Background of the case
The taxpayer applied section 24C to a retail loyalty programme given to customers. The programme requires customers to join the loyalty programme by filling in an application form which sets out the terms and conditions. The customers earns points by swiping the loyalty card at the till when purchasing goods, the points can be converted into free or discounted future purchases by the customer.
The taxpayer included in their gross income for the year of assessment 2009 R58 550 602 as loyalty card deferred income and claimed an allowance of R44 275 965 in terms of section 24C of the ITA. SARS disallowed the taxpayer’s section 24C claimed and raised an additional assessment arguing that section 24C does not apply in respect of the loyalty programme because:
- The purchasing of goods at the store gives rise to a separate contract to that of the loyalty programme, i.e. income is received from the purchase of goods initially and the loyalty programme does not constitute income in the taxpayer’s hands as it’s free to join and there seem to be no hidden charges to customers who are part of the programme.
- The taxpayer will likely incur future expenditure when the customers utilise the loyalty points earned. This obligation to perform under the programme is a different contract for that which the income is received. This lead to SARS arguing that the income and the obligation to perform arose under different contracts.
The taxpayer filed an objection on 31 October 2013 which was also disallowed by SARS on 12 February 2015. The taxpayer lodged an appeal against the disallowance of its objection in 29 April 2015 and the matter went to court on 22 May 2017 and again on 14 August 2018. Both the taxpayer and SARS managed to narrow down the issues and advise the court that the issue at hand to be determined by the court is whether the taxpayer is allowed the section 24C claim.

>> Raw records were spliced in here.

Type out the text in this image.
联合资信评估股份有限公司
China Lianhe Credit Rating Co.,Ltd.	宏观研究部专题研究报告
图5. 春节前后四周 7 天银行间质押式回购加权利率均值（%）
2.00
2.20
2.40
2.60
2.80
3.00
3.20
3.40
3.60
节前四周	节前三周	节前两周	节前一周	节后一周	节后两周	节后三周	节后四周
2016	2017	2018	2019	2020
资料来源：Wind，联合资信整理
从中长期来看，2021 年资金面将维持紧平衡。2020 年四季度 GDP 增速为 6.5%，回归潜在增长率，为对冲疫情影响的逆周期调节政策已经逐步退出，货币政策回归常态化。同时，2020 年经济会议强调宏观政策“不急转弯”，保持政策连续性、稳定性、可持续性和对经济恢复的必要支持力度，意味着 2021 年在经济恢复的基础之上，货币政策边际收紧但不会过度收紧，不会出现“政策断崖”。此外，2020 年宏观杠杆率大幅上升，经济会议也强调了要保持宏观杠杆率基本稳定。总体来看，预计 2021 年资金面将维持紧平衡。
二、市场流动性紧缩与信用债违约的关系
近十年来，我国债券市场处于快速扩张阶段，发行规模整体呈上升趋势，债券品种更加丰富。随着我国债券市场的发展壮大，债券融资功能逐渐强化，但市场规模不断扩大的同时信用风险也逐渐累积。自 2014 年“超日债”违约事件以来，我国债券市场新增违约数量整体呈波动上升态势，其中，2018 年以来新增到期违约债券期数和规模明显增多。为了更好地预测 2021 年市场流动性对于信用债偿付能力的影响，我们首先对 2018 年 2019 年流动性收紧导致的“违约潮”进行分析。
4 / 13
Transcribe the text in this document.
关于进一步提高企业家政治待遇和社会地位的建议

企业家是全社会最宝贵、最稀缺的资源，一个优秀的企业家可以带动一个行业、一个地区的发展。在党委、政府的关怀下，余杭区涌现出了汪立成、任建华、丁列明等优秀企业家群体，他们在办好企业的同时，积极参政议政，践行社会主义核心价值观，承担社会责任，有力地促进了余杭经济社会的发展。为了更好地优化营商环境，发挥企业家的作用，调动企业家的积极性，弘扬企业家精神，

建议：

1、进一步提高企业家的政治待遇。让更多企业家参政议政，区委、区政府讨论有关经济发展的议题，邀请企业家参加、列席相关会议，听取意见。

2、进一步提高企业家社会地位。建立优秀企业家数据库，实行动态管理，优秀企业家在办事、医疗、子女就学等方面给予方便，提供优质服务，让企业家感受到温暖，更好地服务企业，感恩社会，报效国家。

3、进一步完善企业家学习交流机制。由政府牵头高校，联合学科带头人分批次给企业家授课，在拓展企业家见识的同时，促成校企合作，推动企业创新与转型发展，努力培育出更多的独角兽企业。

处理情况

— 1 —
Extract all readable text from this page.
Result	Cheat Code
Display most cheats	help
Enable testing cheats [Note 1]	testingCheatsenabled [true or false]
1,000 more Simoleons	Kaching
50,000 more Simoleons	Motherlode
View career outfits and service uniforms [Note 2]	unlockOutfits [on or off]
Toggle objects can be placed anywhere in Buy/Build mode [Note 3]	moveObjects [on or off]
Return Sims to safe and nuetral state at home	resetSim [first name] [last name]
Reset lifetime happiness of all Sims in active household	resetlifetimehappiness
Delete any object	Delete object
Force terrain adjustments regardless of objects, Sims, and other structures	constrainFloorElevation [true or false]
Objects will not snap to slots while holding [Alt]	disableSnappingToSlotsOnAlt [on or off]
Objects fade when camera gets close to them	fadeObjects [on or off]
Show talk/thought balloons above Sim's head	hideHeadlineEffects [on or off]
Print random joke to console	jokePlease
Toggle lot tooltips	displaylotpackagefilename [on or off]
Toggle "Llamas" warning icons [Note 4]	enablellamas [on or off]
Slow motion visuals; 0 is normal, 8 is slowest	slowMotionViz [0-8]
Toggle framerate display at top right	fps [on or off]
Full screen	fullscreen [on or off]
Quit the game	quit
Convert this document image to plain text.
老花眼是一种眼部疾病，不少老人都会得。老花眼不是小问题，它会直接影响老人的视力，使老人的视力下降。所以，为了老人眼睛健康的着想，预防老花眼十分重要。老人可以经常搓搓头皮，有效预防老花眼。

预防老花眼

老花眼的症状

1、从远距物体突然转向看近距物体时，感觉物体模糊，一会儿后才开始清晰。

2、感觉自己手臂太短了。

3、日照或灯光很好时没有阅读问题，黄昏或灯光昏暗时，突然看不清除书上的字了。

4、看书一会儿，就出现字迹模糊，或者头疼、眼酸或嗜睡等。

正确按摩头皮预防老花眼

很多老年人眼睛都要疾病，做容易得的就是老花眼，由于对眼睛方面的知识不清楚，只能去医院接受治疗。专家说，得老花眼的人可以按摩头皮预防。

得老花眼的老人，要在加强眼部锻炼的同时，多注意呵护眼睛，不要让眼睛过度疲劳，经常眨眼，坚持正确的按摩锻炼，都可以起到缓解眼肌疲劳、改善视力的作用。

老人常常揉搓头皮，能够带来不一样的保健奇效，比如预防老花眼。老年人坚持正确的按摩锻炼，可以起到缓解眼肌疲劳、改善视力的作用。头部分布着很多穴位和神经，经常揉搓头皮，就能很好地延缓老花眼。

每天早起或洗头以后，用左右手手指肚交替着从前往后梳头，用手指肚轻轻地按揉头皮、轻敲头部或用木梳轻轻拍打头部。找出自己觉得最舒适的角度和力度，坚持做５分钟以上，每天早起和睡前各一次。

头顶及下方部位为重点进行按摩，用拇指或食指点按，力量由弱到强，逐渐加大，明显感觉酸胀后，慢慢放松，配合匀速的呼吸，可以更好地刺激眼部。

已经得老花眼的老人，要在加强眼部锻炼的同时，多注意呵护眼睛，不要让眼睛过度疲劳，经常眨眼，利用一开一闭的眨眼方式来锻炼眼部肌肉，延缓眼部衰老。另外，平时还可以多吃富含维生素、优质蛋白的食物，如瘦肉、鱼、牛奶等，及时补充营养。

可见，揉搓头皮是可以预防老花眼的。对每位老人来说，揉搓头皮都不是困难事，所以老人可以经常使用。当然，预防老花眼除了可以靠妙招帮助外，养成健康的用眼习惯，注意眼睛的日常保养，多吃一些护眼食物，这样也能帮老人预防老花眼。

The court found that the income earned is earned on the same contract that gives rise to the obligation to incur future expenditure, ruling that the taxpayer’s section 24C claim met the requirements of section 24C. It was also found by the court that the appeal was successful and there was no order as to costs. In the judge‘s view, it was impermissible for SARS to argue the point relating to contingent liability as it was never raised, never pleaded and the quantum was not in dispute. In addition neither parties had requested for a costs order.
Principles to take from this case
It is imperative when dealing with section 24C to look at the contract under which income is derived and the contract raising an obligation to incur future expenditure to ensure they are the same or linked together. Also to be considered is whether there are any terms and conditions that have to be taken into account when looking at the obligation to incur future expenditure.